Oversampling strategies
Imagine this typical situation: you have many viruses already defined on many tomograms (each one as a surface), and you are trying to average glycoproteins from the virus surface. So, you created and oversampling data set of several thousands subtomograms (which are probably specially big because of the very fact that you are doing an oversampling!), tried to average all of them together and then classified to get rid of the seeds that don't contain particles... This approach might or might not work on one shot, and each iteration cycle might consume many computation time.
So, it is frequently a good idea to spend some time trying to figure out what is the most appropriate way to analyze your own data set: which sidelengths for the particles will work, what is a sensible distribution parameter.
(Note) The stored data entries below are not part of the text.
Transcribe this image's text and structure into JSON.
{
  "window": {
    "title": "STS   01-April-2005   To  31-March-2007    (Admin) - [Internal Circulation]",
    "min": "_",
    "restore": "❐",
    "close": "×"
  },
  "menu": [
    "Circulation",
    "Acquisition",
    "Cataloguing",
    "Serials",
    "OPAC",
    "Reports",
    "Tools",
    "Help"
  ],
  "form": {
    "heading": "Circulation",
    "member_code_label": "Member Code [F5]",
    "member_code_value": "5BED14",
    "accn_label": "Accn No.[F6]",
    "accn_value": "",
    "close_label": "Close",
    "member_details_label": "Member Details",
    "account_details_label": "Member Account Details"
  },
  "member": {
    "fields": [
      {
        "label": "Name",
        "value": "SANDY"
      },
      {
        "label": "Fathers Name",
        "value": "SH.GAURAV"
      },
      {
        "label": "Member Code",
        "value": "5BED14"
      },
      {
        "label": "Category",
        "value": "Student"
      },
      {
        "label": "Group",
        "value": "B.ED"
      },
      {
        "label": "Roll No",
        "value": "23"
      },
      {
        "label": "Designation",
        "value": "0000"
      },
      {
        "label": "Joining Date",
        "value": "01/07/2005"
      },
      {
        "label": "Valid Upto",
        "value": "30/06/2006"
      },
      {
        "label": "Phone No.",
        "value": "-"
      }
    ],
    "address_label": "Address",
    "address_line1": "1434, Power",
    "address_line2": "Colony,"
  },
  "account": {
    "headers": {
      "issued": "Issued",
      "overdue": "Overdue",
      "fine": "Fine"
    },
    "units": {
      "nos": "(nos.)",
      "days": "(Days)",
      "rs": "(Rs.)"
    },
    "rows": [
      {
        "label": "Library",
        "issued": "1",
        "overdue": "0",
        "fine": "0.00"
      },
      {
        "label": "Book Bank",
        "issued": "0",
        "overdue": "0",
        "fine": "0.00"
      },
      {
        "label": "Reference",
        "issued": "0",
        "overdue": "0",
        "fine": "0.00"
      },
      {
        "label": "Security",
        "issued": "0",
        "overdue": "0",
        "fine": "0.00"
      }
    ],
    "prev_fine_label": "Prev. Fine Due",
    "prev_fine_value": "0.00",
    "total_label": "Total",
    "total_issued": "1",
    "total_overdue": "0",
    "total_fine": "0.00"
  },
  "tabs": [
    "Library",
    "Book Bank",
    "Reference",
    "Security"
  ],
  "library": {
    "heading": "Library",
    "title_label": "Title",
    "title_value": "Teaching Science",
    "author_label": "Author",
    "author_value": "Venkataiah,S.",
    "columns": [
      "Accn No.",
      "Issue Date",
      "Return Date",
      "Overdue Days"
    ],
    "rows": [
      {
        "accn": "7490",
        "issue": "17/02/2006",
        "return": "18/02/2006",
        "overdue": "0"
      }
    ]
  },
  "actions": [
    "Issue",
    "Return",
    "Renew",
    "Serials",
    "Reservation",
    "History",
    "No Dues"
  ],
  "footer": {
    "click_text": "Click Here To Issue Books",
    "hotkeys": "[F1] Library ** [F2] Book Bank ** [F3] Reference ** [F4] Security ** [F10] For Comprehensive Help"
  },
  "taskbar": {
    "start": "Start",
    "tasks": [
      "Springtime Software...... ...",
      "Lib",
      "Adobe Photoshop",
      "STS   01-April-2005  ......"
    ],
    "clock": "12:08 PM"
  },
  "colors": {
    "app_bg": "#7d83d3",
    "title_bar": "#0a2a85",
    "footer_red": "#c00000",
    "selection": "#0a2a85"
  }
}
You can consider a single membrane and test a multireference project there. You don't need to rely on blind alignement: you can create geometrical models for the membrana and for the membrane with and additional mass in the center, protruding from the membrane. Then you can create a single multireference alignment project using these two shapes as initial templates. If the density of the proteins on the membrane are high enough, a single alignment project followd by a PCA might actually suffice to locate the seeds containing actual protein.
You might find the classes dpktomo.examples.motiveTypes.Membrane and dpktomo.examples.motiveTypes.MembraneWithRod useful. Notice that when using this approach based on geometrical shapes, it is advisable to impose a high low pass on the generated templates.
Command tools
The function that "filters" the refined table created by an iteration is dpktbl. exclusionPerVolume. You can use it to analize the results of an iteration manually.
Note that this function has not been optimized and can take some time for more than 5k particles. Let us know if that is bottlenecking your computation.
function [newTable,o] = dpktbl.exclusionPerVolume(table,distanceThreshold,columnVolume,columnCC)
Unless you are doing something non-standard, columnVolume should be 20 and columnCC should be 10.